In praise of… the Toyota Corolla
In some parts of the world it’s the London black cab, in New York, the yellow taxi, and once I travelled the whole length of Greece from Athens to the Albanian border in a glorious and rather wobbly Merc.
And working with NGOs, inevitably, I’m often travelling in a variety of 4x4s (some of which are better than others…). But on my recent trip to Congo, complete with a train journey to avoid what remains of the fighting, we had to resort to a different option.
Not so much a king of the road, more a third cousin to a prince, the Toyota Corolla is not a car that stirs great passions or instills intense loyalty. But it is one of the hardest working and longest serving vehicles in large parts of the world – relatively cheap and easy to service, with a low nick-ability factor adding to its appeal…
It is however, the most purchased car in the world (39 million since 1966 say Toyota, and hey, they should know…). And the new ones look rather lovely. But most of the earlier models have a rather special characteristic – if you asked a five year old to draw a car, they’d draw a Corolla – a box in the middle with slabs out the front and back.

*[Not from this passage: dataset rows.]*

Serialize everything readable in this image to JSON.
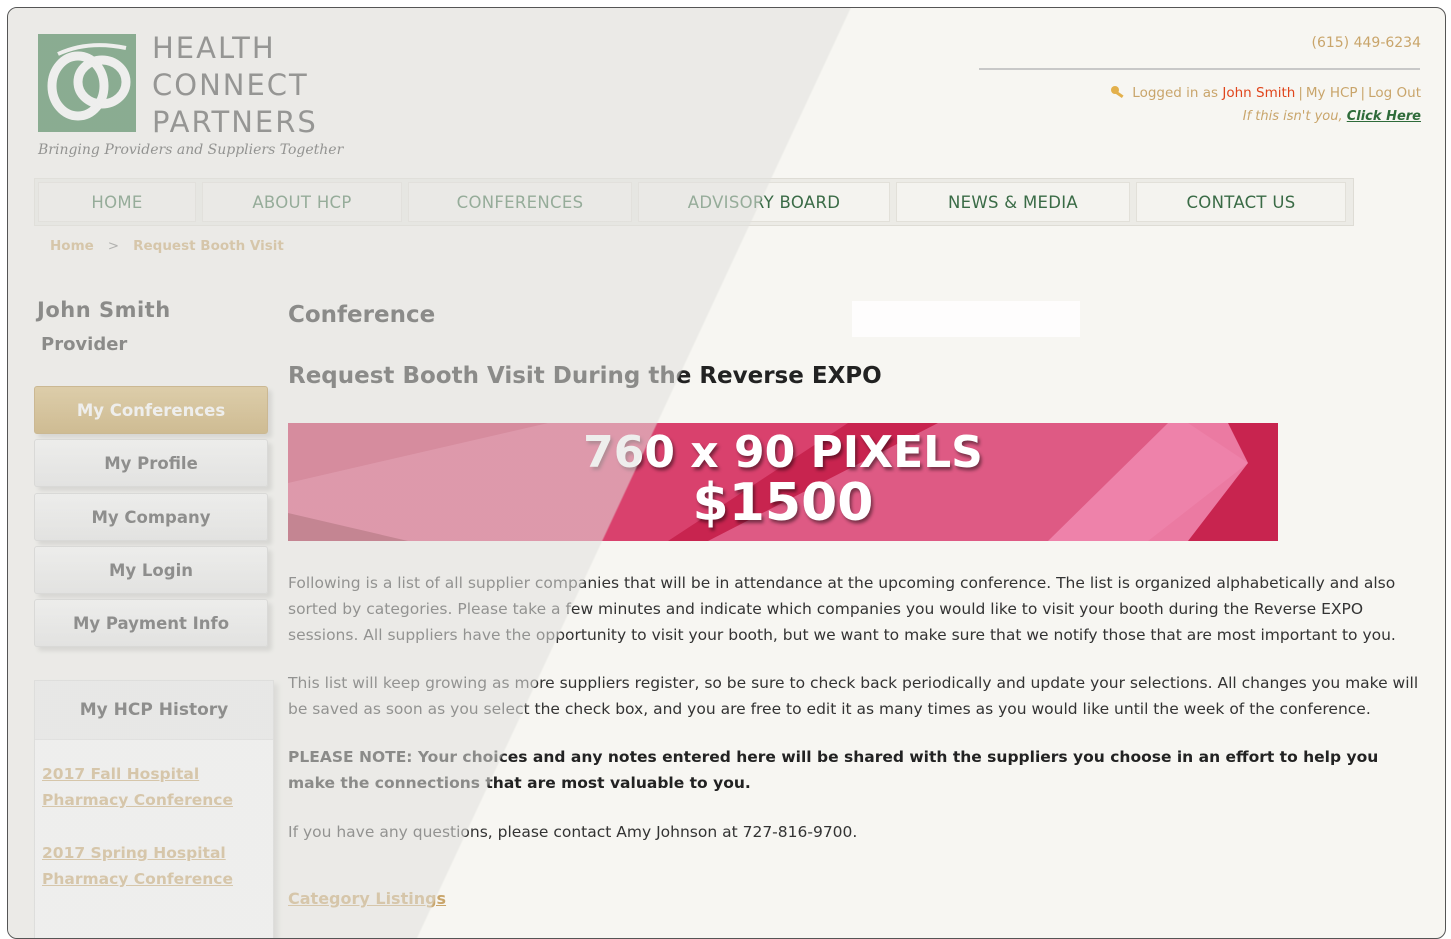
{
  "logo": {
    "lines": [
      "HEALTH",
      "CONNECT",
      "PARTNERS"
    ],
    "tagline": "Bringing Providers and Suppliers Together"
  },
  "header": {
    "phone": "(615) 449-6234",
    "logged_in_prefix": "Logged in as",
    "user_name": "John Smith",
    "my_hcp": "My HCP",
    "log_out": "Log Out",
    "not_you_prefix": "If this isn't you,",
    "click_here": "Click Here"
  },
  "nav": {
    "items": [
      {
        "label": "HOME"
      },
      {
        "label": "ABOUT HCP"
      },
      {
        "label": "CONFERENCES"
      },
      {
        "label": "ADVISORY BOARD"
      },
      {
        "label": "NEWS & MEDIA"
      },
      {
        "label": "CONTACT US"
      }
    ]
  },
  "breadcrumb": {
    "home": "Home",
    "separator": ">",
    "current": "Request Booth Visit"
  },
  "sidebar": {
    "user_name": "John Smith",
    "user_role": "Provider",
    "menu": [
      {
        "label": "My Conferences",
        "active": true
      },
      {
        "label": "My Profile",
        "active": false
      },
      {
        "label": "My Company",
        "active": false
      },
      {
        "label": "My Login",
        "active": false
      },
      {
        "label": "My Payment Info",
        "active": false
      }
    ],
    "history": {
      "title": "My HCP History",
      "links": [
        "2017 Fall Hospital Pharmacy Conference",
        "2017 Spring Hospital Pharmacy Conference"
      ]
    }
  },
  "main": {
    "section_title": "Conference",
    "page_title": "Request Booth Visit During the Reverse EXPO",
    "banner": {
      "line1": "760 x 90 PIXELS",
      "line2": "$1500"
    },
    "paragraphs": [
      "Following is a list of all supplier companies that will be in attendance at the upcoming conference. The list is organized alphabetically and also sorted by categories. Please take a few minutes and indicate which companies you would like to visit your booth during the Reverse EXPO sessions. All suppliers have the opportunity to visit your booth, but we want to make sure that we notify those that are most important to you.",
      "This list will keep growing as more suppliers register, so be sure to check back periodically and update your selections. All changes you make will be saved as soon as you select the check box, and you are free to edit it as many times as you would like until the week of the conference.",
      "PLEASE NOTE: Your choices and any notes entered here will be shared with the suppliers you choose in an effort to help you make the connections that are most valuable to you.",
      "If you have any questions, please contact Amy Johnson at 727-816-9700."
    ],
    "category_link": "Category Listings"
  },
  "colors": {
    "gold": "#c9a56b",
    "green": "#3a6b46",
    "logo_green": "#1f6b34",
    "banner": "#d12e5a"
  }
}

And they seem to just keep on going and going. Our main taxi-driver, Francis (24) was gently positive about his – he’d been driving it for six months, though it was owned by someone else. ‘In six months, nothing serious has gone wrong. It’s light-weight and parts are easy to find’. The Corolla – also known as ‘the Chairman’ by the taxi drivers of Mouyondzi – is not his dream car though – he really wants a ‘Titanic’ (aka a Rav4, though having driven one of the legs of our trip in a priest’s Rav4, I wouldn’t recommend it – there was something seriously wrong going on with the back axle…).